For whatever reason, I bought the issue - and am well reprimanded for the aforementioned crazyworm resentment of the title. This is fantastic stuff, epic and delightfully true.
This storyline, the big, ungainly storyline, is, I now see, entirely under its writers' control (Jim Krueger and Alex Ross). And more than that: this is the great, all-encompassing JLA storyline those of us reading the title in the 70s dreamt of.
Everyone's here. Not just the core magnificent seven, but everybody - the Hawks, Ray Palmer's Atom, fishnetted Zatanna, Green Arrow and Black Canary, the Elongated Man, even the Phantom Stranger ... and there are wonderful additions that we certainly never saw in the 70s: the Doom Patrol, the Metal Men, the Marvel Family, even the hints of Kirby's Third World.
For me, the best single part of this issue was the very first page, a dialogue between Superman and Batman that's as deep, as worthy as anything found in our sacred text, Kingdom Come.
Other great moments?
Batman's interrogation of Captain Cold - again, perfect characterization, in a way we actually seldom saw back in the 70s, when DC was still indecisive about how to 'do' Batman: grim avenger the character started out as, or the happy-go-lucky TV goofball from the 60s TV show who put so very much money into DC's coffers.
Green Lantern's very stirring rebirth, reciting that dorky oath over his power battery
The final sequence girding of our heroes, realizing they'll have to fight their own kin and proteges, and furthering the reader's confidence (some of us belatedly) that this entire thing is under tight control, the ultimate dream-story actually playing out for us every month.

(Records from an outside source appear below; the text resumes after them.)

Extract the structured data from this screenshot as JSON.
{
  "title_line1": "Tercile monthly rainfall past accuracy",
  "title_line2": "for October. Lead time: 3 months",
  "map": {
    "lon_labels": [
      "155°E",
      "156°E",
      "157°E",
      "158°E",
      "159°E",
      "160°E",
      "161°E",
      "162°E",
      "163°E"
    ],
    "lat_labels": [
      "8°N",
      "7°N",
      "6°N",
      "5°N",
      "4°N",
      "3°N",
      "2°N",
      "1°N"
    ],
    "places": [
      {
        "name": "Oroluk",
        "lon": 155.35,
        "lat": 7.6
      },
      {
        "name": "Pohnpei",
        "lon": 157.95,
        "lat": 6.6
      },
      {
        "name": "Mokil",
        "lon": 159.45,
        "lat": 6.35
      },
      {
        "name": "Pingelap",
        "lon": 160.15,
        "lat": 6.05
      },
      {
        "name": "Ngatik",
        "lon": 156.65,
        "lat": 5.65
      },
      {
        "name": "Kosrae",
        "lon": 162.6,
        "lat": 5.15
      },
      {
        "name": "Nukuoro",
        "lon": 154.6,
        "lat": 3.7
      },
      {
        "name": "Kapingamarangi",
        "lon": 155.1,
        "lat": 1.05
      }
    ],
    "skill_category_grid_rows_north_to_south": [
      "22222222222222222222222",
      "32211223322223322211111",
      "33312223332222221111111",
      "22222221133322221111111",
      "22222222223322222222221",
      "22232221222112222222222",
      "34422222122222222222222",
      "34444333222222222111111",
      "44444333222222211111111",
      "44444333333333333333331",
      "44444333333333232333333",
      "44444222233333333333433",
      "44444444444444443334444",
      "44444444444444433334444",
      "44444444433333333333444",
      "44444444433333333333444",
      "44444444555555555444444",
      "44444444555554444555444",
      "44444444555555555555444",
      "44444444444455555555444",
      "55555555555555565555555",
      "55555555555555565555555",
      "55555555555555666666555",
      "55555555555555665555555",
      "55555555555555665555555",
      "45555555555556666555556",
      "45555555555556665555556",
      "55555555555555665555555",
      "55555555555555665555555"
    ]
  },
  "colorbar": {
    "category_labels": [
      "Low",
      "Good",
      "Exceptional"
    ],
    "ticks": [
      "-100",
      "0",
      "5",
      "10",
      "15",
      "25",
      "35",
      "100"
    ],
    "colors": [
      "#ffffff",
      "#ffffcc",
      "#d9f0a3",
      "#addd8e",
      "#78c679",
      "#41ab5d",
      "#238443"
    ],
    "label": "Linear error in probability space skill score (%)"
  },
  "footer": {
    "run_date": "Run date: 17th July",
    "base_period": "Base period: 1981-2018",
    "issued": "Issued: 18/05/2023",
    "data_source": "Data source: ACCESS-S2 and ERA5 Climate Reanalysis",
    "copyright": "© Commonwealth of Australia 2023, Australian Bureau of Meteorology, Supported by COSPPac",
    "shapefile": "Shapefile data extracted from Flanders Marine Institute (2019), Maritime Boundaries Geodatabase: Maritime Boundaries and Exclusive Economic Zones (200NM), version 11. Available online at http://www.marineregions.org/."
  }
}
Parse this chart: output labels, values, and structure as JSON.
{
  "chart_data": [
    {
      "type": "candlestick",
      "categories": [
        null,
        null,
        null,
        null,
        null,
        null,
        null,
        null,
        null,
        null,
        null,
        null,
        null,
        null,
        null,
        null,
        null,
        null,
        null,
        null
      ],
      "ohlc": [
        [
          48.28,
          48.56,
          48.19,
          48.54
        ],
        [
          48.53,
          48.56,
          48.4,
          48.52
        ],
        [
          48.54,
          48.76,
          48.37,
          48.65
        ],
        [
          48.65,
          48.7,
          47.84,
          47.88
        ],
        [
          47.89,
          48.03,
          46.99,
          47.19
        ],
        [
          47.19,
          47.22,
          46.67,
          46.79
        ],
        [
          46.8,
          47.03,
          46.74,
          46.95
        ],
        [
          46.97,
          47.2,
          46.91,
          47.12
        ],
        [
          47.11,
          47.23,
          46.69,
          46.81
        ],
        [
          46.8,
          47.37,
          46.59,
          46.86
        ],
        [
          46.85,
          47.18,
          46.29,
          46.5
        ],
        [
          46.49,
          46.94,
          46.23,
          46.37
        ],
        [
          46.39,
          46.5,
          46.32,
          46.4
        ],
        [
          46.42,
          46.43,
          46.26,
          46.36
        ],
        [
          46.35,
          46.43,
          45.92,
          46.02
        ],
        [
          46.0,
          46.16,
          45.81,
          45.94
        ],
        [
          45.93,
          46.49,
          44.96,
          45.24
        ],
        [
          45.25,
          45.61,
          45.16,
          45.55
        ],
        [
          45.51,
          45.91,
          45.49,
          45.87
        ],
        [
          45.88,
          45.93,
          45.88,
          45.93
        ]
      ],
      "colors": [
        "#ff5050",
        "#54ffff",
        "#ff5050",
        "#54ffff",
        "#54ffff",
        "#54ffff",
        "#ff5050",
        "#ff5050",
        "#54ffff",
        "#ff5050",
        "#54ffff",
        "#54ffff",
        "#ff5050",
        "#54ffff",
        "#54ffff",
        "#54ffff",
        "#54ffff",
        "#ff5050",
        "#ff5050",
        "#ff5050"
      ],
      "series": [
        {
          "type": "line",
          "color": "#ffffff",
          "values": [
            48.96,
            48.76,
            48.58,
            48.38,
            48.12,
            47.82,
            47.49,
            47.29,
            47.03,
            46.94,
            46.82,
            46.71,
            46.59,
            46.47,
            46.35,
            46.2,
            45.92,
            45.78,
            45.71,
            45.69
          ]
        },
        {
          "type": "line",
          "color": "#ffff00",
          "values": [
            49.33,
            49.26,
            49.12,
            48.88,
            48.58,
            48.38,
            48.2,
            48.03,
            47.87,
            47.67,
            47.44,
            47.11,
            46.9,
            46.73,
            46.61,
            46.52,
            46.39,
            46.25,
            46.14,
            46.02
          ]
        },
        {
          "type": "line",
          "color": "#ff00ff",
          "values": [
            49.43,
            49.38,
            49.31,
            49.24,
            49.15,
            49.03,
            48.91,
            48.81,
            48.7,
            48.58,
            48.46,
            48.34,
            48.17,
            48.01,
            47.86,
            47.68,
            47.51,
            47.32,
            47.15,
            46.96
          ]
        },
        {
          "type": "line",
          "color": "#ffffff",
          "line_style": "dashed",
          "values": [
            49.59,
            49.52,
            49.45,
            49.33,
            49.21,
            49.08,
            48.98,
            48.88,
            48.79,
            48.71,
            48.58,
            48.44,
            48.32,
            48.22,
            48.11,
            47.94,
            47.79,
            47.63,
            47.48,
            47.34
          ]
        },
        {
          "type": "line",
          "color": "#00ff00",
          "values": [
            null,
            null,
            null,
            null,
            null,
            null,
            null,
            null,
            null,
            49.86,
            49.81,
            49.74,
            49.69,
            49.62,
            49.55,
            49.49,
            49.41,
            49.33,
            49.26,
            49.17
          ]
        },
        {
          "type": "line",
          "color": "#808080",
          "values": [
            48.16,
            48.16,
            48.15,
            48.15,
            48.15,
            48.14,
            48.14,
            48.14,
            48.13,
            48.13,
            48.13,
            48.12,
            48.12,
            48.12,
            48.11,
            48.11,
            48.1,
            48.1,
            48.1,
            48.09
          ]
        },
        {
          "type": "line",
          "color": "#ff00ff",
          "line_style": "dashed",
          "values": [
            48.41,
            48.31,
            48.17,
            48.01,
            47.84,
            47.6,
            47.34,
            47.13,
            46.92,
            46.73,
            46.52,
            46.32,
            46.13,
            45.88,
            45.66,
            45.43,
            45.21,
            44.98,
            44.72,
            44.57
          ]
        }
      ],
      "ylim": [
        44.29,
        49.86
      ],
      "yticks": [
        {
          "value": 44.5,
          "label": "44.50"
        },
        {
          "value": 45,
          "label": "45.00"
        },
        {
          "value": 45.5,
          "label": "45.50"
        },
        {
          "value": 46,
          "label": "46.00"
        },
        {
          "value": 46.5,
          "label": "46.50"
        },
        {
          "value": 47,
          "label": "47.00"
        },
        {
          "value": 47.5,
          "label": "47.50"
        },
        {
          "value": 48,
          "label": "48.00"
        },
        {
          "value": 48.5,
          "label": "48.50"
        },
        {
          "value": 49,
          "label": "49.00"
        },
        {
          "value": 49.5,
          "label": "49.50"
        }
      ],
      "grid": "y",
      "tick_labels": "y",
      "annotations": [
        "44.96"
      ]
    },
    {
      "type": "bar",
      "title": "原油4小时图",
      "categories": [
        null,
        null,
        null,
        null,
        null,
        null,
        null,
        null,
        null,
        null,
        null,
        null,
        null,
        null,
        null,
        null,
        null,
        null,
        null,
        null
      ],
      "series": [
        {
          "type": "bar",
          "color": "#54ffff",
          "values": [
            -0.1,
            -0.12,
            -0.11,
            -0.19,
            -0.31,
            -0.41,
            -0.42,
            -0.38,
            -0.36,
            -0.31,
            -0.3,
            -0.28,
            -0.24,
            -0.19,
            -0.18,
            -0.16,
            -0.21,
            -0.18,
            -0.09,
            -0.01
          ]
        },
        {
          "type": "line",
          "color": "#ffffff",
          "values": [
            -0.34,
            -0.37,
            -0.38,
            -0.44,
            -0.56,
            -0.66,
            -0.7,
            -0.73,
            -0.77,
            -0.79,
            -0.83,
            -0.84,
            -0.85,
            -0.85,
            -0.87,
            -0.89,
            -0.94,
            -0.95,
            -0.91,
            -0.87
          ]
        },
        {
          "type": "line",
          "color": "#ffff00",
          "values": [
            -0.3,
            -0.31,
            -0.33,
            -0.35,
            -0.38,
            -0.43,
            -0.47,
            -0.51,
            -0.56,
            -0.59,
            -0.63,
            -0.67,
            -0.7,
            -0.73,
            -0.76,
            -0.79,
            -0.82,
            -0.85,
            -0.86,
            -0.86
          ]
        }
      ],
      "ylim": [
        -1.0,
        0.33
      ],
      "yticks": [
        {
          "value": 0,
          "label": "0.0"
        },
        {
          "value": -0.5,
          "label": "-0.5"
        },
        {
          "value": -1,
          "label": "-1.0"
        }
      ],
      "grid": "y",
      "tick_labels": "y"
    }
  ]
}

Along the same lines, kinda sorta, was the Geoff Johns/Richard Donner/Adam Kubert relaunch of Action Comics . My hesitations came from three sources: 1) the weird, Freemasonry coincidence of having a Kubert brother apiece drawing Batman and Superman, 2) the fact that arc-relaunches start to get a little tiring when they happen so often, and 3) one of the only aspects of John Byrne's disasterous reconception of Superman (HOW could DC EVER have been that desperate?) I liked was the idea of Superman being the ONLY survivor of Krypton. In recent years that concept has been seriously blurred (the Eradicator, Krypto, Zod, two or three Supergirls, etc) - and this issue gets even blurrier, introducing a little-kid 'superboy' only moments after poor Kon-el's corpse was in the ground. We'll see what comes of it, but I'd rather Johns (and Donner, who I'm sure had about as much a part in writing this thing as I did) found some other plot-device to goose up his new graphic-novel-in-the-making.
Still, this is grand stuff. Mainly that's due to Adam Kubert's elaborately fantastic artwork. It feels wonderful, actually looking forward to both Action Comics and Superman again - now if only something could be done about the Legion, I'd be one happy blogger.